2.2 Hinsichtlich der Unparteilichkeit des Untersuchungsrichters im Sinne von
Unabhängigkeit und Unbefangenheit kommt Art. 29 Abs. 1 BV allerdings ein mit
Art. 30 Abs. 1 BV weitgehend übereinstimmender Gehalt zu. Ein
Untersuchungsrichter kann abgelehnt werden, wenn Umstände vorliegen, welche
nach objektiven Gesichtspunkten geeignet sind, den Anschein der Befangenheit
zu erwecken (BGE 127 I 196 mit Hinweisen auf die Rechtsprechung zu Art. 4 und
58 aBV sowie die Literatur). Verfahrens- oder andere Rechtsfehler, die ihm
unterlaufen, können nach der Rechtsprechung den Anschein der Befangenheit
allerdings nur begründen, wenn sie wiederholt begangen wurden oder so schwer
wiegen, dass sie Amtspflichtverletzungen darstellen (BGE 116 Ia 14 E. 5; 135
E. 3a; Pra 2002 Nr. 183 S. 974 ff. E. 2.1).

3.
3.1 Der Beschwerdeführer macht geltend, Bezirksanwalt Regenass sei befangen,
weil er am 11. September 2003 in einem Begleitbrief an die Polizei
geschrieben habe, "dass sich der inkriminierte Sachverhalt im Jahre 1997
abgespielt hat". Die Justizdirektion habe dazu im angefochtenen Entscheid
ausgeführt, "inkriminieren" sei ein Fremdwort für "beschuldigen", weshalb die
Formulierung des Bezirksanwaltes absolut korrekt sei.
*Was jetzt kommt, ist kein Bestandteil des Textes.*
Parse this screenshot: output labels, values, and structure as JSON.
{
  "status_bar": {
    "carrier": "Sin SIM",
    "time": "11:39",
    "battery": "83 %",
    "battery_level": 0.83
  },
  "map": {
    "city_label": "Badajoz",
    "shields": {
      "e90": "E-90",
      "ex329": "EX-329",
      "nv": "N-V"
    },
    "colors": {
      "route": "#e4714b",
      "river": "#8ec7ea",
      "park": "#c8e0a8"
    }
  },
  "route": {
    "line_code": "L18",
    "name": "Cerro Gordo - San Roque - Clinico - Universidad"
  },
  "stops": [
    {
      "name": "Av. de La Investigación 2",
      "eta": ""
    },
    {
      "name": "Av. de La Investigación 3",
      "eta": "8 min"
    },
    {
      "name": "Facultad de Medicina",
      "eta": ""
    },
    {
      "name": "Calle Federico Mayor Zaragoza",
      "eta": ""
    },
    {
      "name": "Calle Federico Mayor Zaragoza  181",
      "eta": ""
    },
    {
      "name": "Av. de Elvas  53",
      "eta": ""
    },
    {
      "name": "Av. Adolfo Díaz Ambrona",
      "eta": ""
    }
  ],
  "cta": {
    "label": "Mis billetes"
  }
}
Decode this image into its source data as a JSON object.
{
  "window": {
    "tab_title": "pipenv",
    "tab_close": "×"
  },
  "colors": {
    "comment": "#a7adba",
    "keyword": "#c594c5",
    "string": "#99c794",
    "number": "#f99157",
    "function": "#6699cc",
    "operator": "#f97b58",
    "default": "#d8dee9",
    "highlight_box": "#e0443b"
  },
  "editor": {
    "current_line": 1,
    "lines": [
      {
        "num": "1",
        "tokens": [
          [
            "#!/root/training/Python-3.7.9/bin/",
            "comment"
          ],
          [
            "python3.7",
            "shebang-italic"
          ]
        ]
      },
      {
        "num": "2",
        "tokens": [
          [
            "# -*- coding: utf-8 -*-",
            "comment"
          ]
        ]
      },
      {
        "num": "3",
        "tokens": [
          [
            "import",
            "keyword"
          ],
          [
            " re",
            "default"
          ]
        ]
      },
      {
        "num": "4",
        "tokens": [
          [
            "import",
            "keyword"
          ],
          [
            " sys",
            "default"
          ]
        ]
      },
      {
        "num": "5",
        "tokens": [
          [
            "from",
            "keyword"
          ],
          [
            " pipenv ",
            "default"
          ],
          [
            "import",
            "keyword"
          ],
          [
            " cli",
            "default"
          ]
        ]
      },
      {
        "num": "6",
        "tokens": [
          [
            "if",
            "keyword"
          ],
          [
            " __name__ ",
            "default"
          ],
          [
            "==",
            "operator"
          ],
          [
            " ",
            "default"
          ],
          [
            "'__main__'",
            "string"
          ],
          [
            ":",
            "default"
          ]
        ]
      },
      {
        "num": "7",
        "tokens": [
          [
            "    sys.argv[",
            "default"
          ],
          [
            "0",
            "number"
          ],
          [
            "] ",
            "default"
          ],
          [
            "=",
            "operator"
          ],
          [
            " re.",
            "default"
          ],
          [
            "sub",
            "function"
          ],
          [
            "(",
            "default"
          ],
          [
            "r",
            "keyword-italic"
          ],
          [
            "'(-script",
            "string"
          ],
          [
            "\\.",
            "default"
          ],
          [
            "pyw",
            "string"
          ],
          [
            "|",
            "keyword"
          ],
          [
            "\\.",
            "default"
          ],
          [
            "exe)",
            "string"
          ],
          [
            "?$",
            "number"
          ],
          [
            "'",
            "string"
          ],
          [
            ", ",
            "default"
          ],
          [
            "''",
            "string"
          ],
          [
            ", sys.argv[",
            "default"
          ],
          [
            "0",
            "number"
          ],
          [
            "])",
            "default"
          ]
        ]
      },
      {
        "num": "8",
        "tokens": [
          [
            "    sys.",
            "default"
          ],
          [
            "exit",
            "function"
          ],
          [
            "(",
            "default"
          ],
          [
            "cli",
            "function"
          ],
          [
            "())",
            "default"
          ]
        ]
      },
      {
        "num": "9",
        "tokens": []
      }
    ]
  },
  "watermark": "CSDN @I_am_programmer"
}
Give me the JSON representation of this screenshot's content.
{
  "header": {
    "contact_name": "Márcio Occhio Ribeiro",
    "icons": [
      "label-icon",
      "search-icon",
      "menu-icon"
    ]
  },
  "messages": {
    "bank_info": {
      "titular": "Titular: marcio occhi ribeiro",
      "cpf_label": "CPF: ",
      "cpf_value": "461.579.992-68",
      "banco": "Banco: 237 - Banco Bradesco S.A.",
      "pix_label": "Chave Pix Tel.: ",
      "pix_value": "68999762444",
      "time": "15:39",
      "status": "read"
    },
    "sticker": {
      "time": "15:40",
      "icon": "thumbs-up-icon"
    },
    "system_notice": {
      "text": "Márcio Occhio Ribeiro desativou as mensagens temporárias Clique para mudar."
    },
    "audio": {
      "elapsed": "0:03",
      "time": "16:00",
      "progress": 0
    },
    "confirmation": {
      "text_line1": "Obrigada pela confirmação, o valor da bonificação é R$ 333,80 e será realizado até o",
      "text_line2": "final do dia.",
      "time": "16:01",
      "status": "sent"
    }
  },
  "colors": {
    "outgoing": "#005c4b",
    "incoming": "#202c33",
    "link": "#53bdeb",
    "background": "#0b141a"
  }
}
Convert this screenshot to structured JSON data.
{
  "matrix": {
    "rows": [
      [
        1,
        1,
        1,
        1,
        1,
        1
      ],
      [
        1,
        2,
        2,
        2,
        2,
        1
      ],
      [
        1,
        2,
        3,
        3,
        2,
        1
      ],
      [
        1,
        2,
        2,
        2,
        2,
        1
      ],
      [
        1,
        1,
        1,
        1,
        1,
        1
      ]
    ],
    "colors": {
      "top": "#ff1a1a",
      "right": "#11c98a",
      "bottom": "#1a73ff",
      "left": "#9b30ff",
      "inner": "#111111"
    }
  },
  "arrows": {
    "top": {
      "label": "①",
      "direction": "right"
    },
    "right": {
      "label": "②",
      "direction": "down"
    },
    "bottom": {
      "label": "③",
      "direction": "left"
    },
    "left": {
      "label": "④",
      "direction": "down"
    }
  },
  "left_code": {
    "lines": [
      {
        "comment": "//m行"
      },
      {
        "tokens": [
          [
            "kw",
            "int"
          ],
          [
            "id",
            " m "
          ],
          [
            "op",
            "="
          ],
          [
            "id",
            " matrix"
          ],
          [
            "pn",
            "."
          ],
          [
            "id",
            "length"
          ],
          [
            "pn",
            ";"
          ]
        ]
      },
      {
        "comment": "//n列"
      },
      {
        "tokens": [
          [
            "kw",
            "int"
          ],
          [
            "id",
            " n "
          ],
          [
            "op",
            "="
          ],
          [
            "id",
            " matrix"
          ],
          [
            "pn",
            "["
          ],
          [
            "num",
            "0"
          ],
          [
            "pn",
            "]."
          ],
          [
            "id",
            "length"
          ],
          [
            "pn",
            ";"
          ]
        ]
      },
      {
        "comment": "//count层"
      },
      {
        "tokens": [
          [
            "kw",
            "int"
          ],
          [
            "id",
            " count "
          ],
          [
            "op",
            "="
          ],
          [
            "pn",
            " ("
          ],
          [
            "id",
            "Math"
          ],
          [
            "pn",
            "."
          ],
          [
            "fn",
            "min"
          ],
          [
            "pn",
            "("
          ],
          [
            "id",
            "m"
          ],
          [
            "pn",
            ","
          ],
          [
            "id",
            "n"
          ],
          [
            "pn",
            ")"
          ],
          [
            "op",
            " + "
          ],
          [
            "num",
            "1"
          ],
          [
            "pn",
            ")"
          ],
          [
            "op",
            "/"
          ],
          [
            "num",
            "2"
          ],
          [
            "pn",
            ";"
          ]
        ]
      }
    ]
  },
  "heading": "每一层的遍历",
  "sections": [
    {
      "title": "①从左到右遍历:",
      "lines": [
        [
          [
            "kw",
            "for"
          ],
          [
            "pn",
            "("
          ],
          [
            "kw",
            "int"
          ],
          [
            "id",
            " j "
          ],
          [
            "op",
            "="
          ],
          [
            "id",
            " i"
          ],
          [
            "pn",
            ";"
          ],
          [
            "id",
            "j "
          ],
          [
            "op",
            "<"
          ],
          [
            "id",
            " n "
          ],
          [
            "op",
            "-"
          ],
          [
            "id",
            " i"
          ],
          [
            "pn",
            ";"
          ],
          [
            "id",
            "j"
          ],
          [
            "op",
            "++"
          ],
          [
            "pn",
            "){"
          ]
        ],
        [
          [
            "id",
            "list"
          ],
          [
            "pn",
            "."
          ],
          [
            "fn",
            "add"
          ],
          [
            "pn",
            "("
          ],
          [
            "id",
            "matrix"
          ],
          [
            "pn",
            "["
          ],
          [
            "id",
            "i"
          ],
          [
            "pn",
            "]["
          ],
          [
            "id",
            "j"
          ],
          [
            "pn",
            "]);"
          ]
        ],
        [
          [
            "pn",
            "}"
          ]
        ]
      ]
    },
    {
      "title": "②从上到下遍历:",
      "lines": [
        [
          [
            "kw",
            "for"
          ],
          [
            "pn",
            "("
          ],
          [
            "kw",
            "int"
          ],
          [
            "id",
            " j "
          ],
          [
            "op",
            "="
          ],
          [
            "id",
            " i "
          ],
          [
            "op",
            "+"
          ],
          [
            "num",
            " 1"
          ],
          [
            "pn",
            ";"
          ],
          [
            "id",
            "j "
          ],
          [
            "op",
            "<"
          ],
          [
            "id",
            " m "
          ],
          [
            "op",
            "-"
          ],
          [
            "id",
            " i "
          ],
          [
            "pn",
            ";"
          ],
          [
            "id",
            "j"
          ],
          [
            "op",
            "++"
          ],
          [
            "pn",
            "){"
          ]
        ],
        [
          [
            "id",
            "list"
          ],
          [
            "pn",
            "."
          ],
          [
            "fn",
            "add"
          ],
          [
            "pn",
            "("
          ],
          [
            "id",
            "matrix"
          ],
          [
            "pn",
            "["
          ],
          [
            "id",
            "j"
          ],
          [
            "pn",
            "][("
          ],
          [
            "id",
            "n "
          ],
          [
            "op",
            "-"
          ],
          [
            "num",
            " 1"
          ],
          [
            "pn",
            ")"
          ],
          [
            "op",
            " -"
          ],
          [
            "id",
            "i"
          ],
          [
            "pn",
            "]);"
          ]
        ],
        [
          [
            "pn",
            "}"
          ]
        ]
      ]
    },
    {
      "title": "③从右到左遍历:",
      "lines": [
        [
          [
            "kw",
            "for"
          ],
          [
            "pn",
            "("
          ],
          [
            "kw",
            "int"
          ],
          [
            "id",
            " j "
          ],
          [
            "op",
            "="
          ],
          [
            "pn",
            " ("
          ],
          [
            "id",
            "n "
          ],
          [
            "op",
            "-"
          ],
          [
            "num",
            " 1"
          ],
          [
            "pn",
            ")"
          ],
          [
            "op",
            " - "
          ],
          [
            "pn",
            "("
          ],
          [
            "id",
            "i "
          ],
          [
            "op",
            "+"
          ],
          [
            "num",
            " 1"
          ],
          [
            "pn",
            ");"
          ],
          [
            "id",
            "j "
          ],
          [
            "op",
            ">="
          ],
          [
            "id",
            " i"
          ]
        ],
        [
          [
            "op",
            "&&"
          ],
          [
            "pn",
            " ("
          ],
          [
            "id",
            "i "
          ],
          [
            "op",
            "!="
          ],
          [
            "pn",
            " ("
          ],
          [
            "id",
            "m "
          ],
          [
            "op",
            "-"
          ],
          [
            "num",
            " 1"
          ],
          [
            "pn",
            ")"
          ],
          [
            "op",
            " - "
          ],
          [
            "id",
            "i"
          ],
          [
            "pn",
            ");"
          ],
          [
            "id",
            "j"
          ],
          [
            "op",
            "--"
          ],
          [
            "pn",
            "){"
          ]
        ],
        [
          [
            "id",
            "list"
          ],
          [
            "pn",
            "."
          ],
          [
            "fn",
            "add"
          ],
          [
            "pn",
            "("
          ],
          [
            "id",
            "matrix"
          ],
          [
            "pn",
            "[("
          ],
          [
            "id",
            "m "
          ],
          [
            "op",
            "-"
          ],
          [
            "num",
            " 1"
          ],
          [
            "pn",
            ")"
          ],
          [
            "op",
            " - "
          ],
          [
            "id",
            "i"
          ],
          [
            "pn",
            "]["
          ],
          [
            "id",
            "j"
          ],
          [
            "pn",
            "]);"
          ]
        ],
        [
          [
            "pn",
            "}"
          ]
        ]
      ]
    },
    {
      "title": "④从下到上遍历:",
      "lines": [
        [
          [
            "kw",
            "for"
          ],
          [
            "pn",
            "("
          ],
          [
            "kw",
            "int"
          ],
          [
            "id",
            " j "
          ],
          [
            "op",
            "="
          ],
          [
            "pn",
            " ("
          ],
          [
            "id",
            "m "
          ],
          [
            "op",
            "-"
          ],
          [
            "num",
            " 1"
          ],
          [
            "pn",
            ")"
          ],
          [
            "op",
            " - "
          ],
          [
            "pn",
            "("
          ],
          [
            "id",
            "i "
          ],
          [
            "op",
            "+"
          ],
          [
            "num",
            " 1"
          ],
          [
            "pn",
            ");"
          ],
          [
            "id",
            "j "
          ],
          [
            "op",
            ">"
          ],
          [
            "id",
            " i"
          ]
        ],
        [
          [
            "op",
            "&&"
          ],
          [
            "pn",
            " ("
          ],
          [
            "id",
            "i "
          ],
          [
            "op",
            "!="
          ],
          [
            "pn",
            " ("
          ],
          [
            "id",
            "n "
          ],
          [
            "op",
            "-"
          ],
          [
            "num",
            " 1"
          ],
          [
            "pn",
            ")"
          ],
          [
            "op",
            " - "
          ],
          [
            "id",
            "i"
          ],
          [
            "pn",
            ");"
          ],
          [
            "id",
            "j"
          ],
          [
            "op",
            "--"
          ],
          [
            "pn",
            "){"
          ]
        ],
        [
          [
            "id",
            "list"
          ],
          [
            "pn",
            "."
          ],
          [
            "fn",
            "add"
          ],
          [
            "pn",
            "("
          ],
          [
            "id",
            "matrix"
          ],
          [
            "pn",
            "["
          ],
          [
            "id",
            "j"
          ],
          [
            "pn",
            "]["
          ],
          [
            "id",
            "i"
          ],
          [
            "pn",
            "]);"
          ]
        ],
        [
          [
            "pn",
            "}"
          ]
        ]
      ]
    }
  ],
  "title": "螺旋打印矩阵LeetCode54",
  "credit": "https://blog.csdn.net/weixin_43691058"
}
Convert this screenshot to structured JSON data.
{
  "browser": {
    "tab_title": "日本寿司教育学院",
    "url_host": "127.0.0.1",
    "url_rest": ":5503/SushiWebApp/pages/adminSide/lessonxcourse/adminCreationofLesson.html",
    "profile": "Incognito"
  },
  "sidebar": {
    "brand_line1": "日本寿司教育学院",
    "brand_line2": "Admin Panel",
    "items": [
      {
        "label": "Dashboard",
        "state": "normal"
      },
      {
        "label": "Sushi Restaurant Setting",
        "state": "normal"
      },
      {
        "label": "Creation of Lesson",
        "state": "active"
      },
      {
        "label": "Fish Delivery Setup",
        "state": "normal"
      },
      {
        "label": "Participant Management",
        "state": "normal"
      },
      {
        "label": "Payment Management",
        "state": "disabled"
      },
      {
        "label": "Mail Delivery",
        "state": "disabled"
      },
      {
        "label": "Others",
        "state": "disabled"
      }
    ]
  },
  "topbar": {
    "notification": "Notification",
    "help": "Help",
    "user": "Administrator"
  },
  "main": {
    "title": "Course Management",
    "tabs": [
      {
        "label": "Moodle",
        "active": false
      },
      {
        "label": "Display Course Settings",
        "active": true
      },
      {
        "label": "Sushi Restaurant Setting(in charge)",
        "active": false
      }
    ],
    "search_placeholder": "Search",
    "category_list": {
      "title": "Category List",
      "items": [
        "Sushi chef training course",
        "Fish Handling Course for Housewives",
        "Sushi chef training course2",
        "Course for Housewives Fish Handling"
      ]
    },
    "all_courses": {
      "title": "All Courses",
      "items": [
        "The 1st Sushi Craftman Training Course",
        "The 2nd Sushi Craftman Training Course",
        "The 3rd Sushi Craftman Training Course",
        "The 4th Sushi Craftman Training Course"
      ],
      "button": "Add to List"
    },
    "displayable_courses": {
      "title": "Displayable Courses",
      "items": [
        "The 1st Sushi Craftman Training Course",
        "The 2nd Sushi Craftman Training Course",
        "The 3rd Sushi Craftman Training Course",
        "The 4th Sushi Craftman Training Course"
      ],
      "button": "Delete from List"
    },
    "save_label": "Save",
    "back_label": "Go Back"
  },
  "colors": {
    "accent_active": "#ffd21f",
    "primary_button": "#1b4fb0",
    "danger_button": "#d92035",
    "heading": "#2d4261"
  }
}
Dies sei nicht der
Fall; er habe sich nicht daran gestossen, dass der Bezirksanwalt den
Sachverhalt als "inkriminiert" bezeichnet habe, sondern dass er die
Indikativform verwendet und damit zum Ausdruck gebracht habe, davon
auszugehen, dass es sich bei den dem Beschwerdeführer gemachten Vorhalten um
ein tatsächliches Geschehen handle; dies zeige, dass er innerlich nicht
bereit sei, die Möglichkeit in Betracht zu ziehen, dass die Geschädigten vom
Beschwerdeführer nicht missbraucht worden seien.

Diese Ausführungen grenzen an Haarspalterei. Wenn der Bezirksanwalt von
"inkriminiertem Sachverhalt" spricht bzw. schreibt, so macht er damit in
einer jedem Juristen geläufigen Ausdrucksweise klar, dass der Sachverhalt
nicht erwiesen ist und damit nicht feststeht, ob er sich tatsächlich ereignet
hat oder nicht. Aus dieser Formulierung - auch in der Indikativform - lässt
sich daher nicht ableiten, Bezirksanwalt Regenass sei befangen.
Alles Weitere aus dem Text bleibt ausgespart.